This question is similar to (but I believe different from) Efficient way to shuffle lists within a list in Python
My input: a JSON lines file (approx 10M lines) where each line is a JSON representation of a dictionary with a primary key guaranteed to contain a unique value for each line, and another key whose value is a list (length between 1 and 500 items; mean is ~15) that I need to shuffle, along with other key/value pairs, e.g.,
{'primary_key': 'some_unique_value', 'the_list': <list (of strings)>, 'foo': <string>, 'bar': <int>}
My need: a Python dictionary whose keys are the ~10M unique values of the input file's primary key, and whose value is a dictionary containing the shuffled lists, e.g.,
{'some_unique_value': {'the_list': <sorted version of list (of strings)>, 'foo': <string>, 'bar': <int>}}
Naive approach:
mydict = {}
with smartopen (myfile) as inf:
for line in inf:
j_dict = json.loads(line.rstrip())
key = j_dict.pop('primary_key')
mydict[key] = j_dict
random.shuffle(mydict[key]['the_list'])
Smartopen is streaming the file in through a decompression pipe.
Based on the question linked above, it looks like I might be better off with np.random.shuffle()
. But if I'm reading that thread correctly, it looks like the poster also got a speedup by using list comprehension rather than a for loop.

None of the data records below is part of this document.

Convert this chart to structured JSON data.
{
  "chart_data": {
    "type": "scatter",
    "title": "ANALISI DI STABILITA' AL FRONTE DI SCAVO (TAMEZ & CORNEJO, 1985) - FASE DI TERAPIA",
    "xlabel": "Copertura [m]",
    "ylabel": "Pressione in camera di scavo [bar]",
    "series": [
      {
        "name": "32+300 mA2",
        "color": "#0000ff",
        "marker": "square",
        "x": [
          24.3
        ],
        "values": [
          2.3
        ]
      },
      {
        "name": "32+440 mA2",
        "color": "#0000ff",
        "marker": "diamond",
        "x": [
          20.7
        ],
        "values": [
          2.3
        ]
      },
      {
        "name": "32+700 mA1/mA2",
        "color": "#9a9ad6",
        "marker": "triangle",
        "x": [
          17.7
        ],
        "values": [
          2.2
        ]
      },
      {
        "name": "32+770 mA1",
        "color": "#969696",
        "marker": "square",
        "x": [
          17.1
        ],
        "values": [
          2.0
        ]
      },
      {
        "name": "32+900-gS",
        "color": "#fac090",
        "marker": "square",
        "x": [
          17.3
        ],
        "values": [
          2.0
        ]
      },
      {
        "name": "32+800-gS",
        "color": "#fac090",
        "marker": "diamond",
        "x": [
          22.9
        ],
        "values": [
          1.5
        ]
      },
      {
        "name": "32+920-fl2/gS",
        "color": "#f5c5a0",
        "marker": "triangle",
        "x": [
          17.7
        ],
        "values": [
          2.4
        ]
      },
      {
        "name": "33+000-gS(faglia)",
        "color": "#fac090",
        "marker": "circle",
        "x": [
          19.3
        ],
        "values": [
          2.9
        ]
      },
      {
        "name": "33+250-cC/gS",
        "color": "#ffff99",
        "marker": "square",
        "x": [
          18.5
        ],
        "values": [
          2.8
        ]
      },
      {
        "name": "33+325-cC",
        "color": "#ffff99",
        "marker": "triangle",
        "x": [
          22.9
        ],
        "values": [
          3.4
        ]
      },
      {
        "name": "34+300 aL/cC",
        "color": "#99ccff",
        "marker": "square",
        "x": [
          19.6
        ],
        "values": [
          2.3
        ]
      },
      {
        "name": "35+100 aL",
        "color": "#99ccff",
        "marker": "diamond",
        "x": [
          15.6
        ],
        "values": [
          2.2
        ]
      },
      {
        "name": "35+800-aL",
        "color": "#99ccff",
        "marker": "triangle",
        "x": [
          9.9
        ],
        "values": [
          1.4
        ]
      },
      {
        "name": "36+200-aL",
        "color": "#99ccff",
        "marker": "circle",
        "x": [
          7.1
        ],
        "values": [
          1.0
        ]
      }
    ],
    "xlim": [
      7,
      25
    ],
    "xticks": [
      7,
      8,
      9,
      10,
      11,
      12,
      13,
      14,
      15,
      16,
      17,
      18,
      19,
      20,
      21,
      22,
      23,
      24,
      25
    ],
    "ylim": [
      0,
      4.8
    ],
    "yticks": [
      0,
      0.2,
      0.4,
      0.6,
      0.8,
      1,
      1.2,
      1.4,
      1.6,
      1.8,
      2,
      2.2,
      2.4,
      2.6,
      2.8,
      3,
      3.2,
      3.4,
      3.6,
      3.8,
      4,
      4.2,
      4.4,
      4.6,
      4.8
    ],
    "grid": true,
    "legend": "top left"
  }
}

Am I likely to get a benefit from figuring out how to write this as a dictionary comprehension in this case where I'm probably limited by I/O speed streaming the decompression in from disk?
I have an HPC computing array at my disposal so if there's a good way to parallelize the shuffle operations, I have the hardware to support that. I don't have experience with parallelizing Python code at all (yet!). But it seems like it could be an embarrassingly parallel problem if I could figure out how to set it up? (In that case, maybe i do need to rewrite as a dictionary comprehension?)
I haven't benchmarked the different options since I'm not sure how I'd even express what I need in a dictionary comprehension, and I'm not sure what options might exist to parallelize the creation of a dictionary (since all the examples I can find use lists).